In Takai and Kumar (2017), we presented a framework for inference-based decentralized diagnosis, supporting multi-level inferencing for disjunctive as well as conjunctive decision making schemes, and introduced the notion of N-inference diagnosability to characterize the class of diagnosable systems. This paper presents results towards the implementation of the inference-based diagnosis scheme of Takai and Kumar (2017). To this end, a method for computing the delay bound of diagnosis was developed for N-inference diagnosable systems. This delay bound is smaller than the one achieved under any other framework subsumed by the N-inference diagnosability (such as disjunctive-codiagnosability and/or conjunctive-codiagnosability with or without conditional decisions).
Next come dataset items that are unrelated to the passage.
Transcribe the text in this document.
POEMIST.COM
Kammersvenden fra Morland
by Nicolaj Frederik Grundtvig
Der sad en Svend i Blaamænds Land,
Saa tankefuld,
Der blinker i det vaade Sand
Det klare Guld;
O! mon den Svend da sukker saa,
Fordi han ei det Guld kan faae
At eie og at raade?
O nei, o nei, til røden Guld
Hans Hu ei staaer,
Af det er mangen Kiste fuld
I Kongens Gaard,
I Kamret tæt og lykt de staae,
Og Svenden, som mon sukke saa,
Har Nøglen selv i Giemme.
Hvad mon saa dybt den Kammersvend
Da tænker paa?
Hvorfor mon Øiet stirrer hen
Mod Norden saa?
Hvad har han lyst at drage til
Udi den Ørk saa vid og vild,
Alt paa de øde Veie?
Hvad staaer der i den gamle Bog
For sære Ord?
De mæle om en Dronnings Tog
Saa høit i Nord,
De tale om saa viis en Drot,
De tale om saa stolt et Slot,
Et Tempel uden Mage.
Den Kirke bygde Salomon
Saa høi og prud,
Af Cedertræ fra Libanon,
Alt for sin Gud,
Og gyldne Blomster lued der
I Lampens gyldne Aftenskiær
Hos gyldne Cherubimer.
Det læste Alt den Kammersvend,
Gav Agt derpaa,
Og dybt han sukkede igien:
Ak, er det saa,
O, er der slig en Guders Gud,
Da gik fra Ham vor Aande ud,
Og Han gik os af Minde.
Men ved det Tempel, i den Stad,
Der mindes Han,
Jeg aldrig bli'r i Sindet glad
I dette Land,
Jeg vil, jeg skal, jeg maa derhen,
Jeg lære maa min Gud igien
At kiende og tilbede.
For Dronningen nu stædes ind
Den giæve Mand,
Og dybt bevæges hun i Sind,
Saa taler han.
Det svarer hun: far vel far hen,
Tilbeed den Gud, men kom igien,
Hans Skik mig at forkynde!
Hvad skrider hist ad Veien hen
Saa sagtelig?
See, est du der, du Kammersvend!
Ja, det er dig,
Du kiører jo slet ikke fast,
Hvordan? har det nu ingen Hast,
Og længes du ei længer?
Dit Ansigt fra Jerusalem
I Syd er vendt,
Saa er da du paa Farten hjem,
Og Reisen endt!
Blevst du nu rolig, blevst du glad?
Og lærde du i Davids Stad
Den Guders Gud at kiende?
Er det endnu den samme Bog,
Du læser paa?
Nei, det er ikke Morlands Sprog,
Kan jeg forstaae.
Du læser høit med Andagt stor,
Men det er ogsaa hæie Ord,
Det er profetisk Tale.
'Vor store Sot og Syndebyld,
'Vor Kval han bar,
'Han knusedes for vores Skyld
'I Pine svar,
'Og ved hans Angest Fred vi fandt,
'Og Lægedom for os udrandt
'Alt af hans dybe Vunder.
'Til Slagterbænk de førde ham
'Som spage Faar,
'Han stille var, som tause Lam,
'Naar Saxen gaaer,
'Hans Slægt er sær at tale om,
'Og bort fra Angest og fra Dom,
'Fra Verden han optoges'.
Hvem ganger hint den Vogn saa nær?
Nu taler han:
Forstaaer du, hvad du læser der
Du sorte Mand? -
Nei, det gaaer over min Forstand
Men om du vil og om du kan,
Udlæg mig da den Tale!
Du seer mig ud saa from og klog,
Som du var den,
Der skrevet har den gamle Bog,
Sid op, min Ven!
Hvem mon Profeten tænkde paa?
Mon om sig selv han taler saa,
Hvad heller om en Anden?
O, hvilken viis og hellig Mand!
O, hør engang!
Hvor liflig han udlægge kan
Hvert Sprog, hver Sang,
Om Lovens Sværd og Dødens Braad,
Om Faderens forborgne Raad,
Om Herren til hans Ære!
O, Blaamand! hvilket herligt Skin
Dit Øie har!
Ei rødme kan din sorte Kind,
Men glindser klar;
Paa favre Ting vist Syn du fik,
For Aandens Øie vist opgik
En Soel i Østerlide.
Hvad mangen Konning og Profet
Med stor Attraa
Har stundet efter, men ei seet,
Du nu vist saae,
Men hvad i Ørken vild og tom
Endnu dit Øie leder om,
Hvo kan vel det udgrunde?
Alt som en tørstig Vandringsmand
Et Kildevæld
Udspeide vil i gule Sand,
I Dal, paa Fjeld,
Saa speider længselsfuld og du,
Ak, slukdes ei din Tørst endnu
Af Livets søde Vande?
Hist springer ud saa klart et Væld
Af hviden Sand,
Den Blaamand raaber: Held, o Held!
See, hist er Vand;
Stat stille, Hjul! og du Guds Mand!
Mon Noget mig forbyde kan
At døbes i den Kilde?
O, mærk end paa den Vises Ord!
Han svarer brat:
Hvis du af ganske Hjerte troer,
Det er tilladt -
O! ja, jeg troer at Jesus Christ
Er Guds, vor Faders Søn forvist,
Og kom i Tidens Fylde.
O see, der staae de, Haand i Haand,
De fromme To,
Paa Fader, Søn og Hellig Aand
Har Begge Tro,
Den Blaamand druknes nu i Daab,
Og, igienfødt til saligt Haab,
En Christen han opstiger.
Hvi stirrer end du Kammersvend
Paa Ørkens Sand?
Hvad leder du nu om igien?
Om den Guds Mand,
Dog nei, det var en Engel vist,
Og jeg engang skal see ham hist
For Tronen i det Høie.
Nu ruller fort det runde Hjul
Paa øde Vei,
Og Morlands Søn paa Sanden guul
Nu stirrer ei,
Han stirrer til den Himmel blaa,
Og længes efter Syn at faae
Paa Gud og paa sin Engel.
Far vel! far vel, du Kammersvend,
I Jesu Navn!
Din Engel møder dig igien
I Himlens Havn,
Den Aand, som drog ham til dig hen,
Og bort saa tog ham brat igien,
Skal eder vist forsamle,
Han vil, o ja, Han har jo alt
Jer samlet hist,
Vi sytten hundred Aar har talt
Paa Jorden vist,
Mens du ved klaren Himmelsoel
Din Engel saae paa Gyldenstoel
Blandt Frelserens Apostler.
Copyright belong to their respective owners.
This delay bound was then used to identify a certain set of languages using which the local diagnosers can compute the ambiguity levels of their failure and nonfailure decisions online. The computation of the said set of languages was obtained, and a method for computing the ambiguity levels of local decisions was also reported in the paper. The complexity of offline computations (of the delay bound and the required set of languages) as well as of online diagnosis was discussed. The complexity increases with the levels of inferencing, but that also increases the class of diagnosable systems while decreases the delay of diagnosis. The complexity of the offline computations could be made more efficient through their structured representations (e.g., BDDs and symbolic computations), and can be a subject of future research.